Beberapa kawan
siswa kelas 12 SMA meminta saya untuk kumpul bareng di sebuah warung kopi.
Mereka meminta saya untuk mendengarkan curahan hati mereka. Katanya, terdapat
banyak kasus aneh yang terjadi di sekolah mereka. Salah satunya soal kewajiban
mengikuti les tambahan, lagi berbayar.
Adakah kewajiban
sekolah semacam itu dalam kurikulum belajar yang dibuat mendiknas? Saya
memastikannya tidak ada. Biarpun di lapangan terjadi, itu inisiatif sekolah
atau siswa sendiri agar mampu menyelesaikan ujian. Tanda bahwa belajar di kelas
tidak cukup yang pada akhirnya harus ditambah.
Wajib atau
tidak? Tentu saja tidak wajib. "Tambahan" berarti ekstra di luar
perencanaan. Bukan bagian dari yang direncanakan. Padahal pendidikan memiliki
perencanaan.
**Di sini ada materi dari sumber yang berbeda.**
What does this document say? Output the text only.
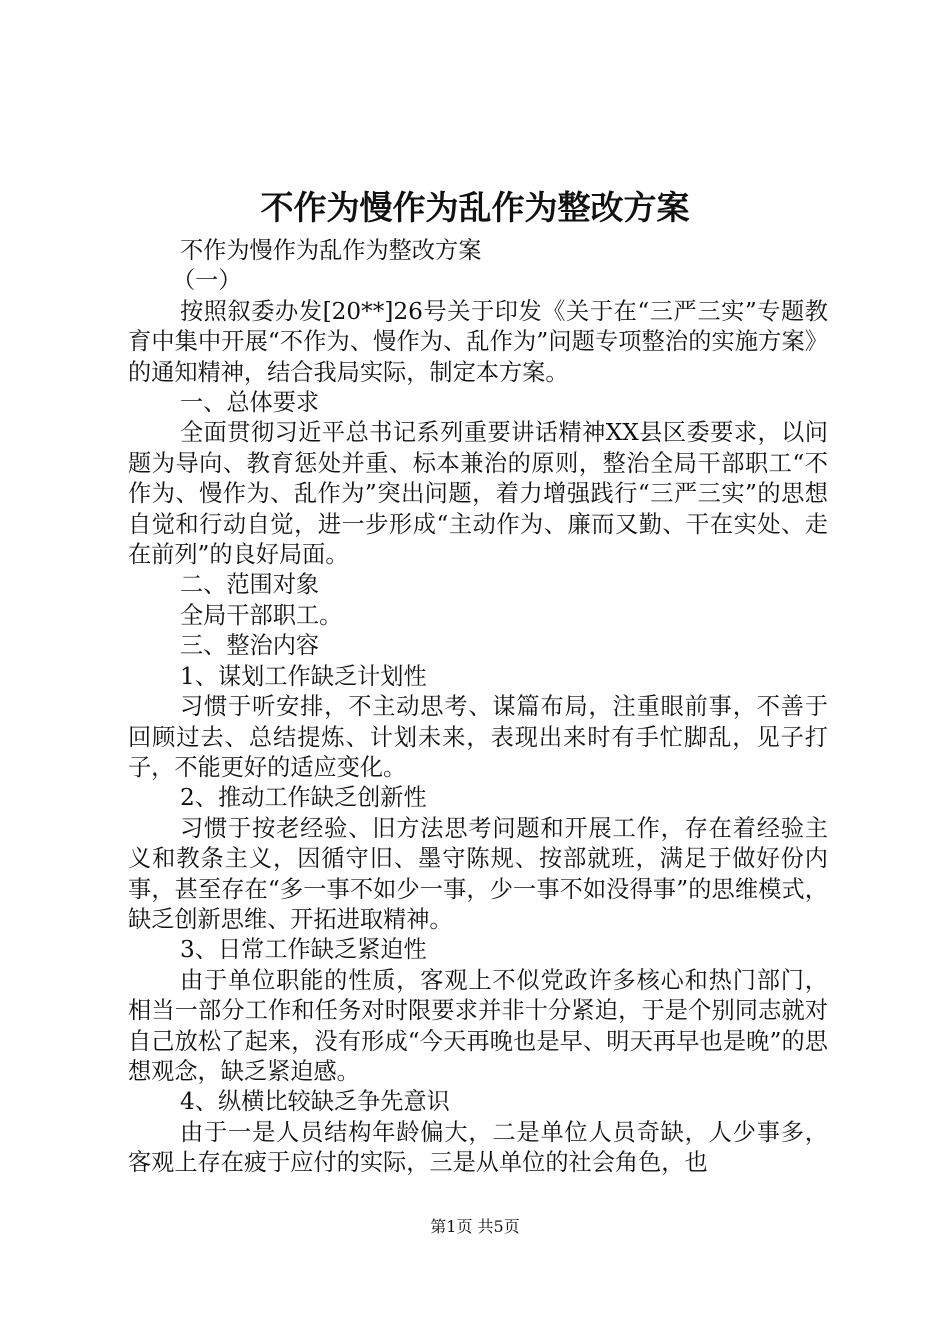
不作为慢作为乱作为整改方案

不作为慢作为乱作为整改方案

（一）

按照叙委办发[20**]26号关于印发《关于在“三严三实”专题教育中集中开展“不作为、慢作为、乱作为”问题专项整治的实施方案》的通知精神，结合我局实际，制定本方案。

一、总体要求

全面贯彻习近平总书记系列重要讲话精神XX县区委要求，以问题为导向、教育惩处并重、标本兼治的原则，整治全局干部职工“不作为、慢作为、乱作为”突出问题，着力增强践行“三严三实”的思想自觉和行动自觉，进一步形成“主动作为、廉而又勤、干在实处、走在前列”的良好局面。

二、范围对象

全局干部职工。

三、整治内容

1、谋划工作缺乏计划性

习惯于听安排，不主动思考、谋篇布局，注重眼前事，不善于回顾过去、总结提炼、计划未来，表现出来时有手忙脚乱，见子打子，不能更好的适应变化。

2、推动工作缺乏创新性

习惯于按老经验、旧方法思考问题和开展工作，存在着经验主义和教条主义，因循守旧、墨守陈规、按部就班，满足于做好份内事，甚至存在“多一事不如少一事，少一事不如没得事”的思维模式，缺乏创新思维、开拓进取精神。

3、日常工作缺乏紧迫性

由于单位职能的性质，客观上不似党政许多核心和热门部门，相当一部分工作和任务对时限要求并非十分紧迫，于是个别同志就对自己放松了起来，没有形成“今天再晚也是早、明天再早也是晚”的思想观念，缺乏紧迫感。

4、纵横比较缺乏争先意识

由于一是人员结构年龄偏大，二是单位人员奇缺，人少事多，客观上存在疲于应付的实际，三是从单位的社会角色，也

第1页 共5页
Seperti yang sudah jelas terdefinisikan dalam undang-undang:
pendidikan adalah upaya sadar dan terencana untuk mewujudkan suasana belajar
dan proses pembelajaran agar peserta didik secara aktif mengembangkan potensi
dirinya untuk memiliki kekuatan spiritual keagamaan, pengendalian diri,
kepribadian, kecerdasan, akhlak mulia, serta keterampilan yang diperlukan
dirinya, masyarakat, bangsa dan Negara.
Bagaimana dengan
les berbayar? Sekilas bisa dibenarkan atas alasan ongkos waktu mengajar bagi
sang guru. Nyaris tak bermasalah. Kecuali jika bayarannya terlampau besar dan
mendapat embel-embel "wajib". Nah, perkara mewajibkan les berbayar
inilah sesungguhnya yang bermasalah.
Dari uraian itu
kita mengendus beberapa hal, terutama soal motif. Ketika les berbayar yang
sebetulnya tidak wajib itu menjadi "wajib", jelas ada unsur motif
memperkaya diri. Prilaku seperti ini sudah jelas terkutuk. Pasalnya, tidak
semua siswa mampu membayar, terlebih bila guru les kurang baik dalam
mengajarnya. Dalam hal les, memang tidak ada uji kelayakan bagi guru les. Itu
artinya, mewajibkan les pada guru yang belum tentu layak, sama saja memaksa atas apa yang belum
terjamin mutunya.
Motif berikutnya
adalah penyalahgunaan kekuasaan. Siswa yang bicara langsung kepada saya, juga
dibenarkan oleh alumnus sekolah favorit di Ciamis, bisa menjadi sumber fakta
atas penyalahgunaan kekuasaan ini. Kekuasaan yang dimaksud adalah manakala guru
memberi jaminan nilai bagus untuk diterima di perguruan tinggi favorit bagi
siswa lesnya. Bagi mereka yang tidak les, tidak ada perhatian khusus. Itulah
contoh dari prilaku diskriminatif dimana para oknum "menakuti" siswa dengan cara yang halus?
Tidak bisakah
siswa belajar optimal di sekolah tanpa harus mengeluarkan biaya tambahan untuk
les? Jawabannya tentu beragam. Hanya saja, jika memang masih banyak yang les,
hal itu menjadi indikasi bahwa kurikulum yang dibuat mendiknas tidak cukup.
Sekolah yang "mahal" dan didanai oleh uang rakyat itu ternyata belum
cukup tuntas dalam hal memberi pendidikan.
Kita pada
akhirnya butuh pengawasan yang betul-betul. Prilaku keliru yang membayangi
pendidikan kita harus kita selesaikan secepatnya. Jika tidak, semua pihak akan
"Harap-harap cemas". Siswa cemas karena pendidikan di sekolah dirasa
tak cukup. Para guru cemas karena sebagian oknum berprilaku nyeleweng yang bisa
merontokan reputasi guru. Orang tua juga cemas, sebab selain mengeluarkan biaya
tambahan untuk les anaknya, mereka juga cemas akan masa depan anak-anak mereka
yang sudah dititipkan ke sekolah.
Saat ada cemas
dimana-mana, "harapan" kita terkontaminasi kecemasan. Padahal harapan
untuk mencerdaskan kehidupan bangsa, tanpa melalui lembaga pendidikan, akan
sulit dicapai. Sejak sekarang mari kita koreksi apa saja yang dapat merusak
harapan. Harapan kita, harapan bangsa kita.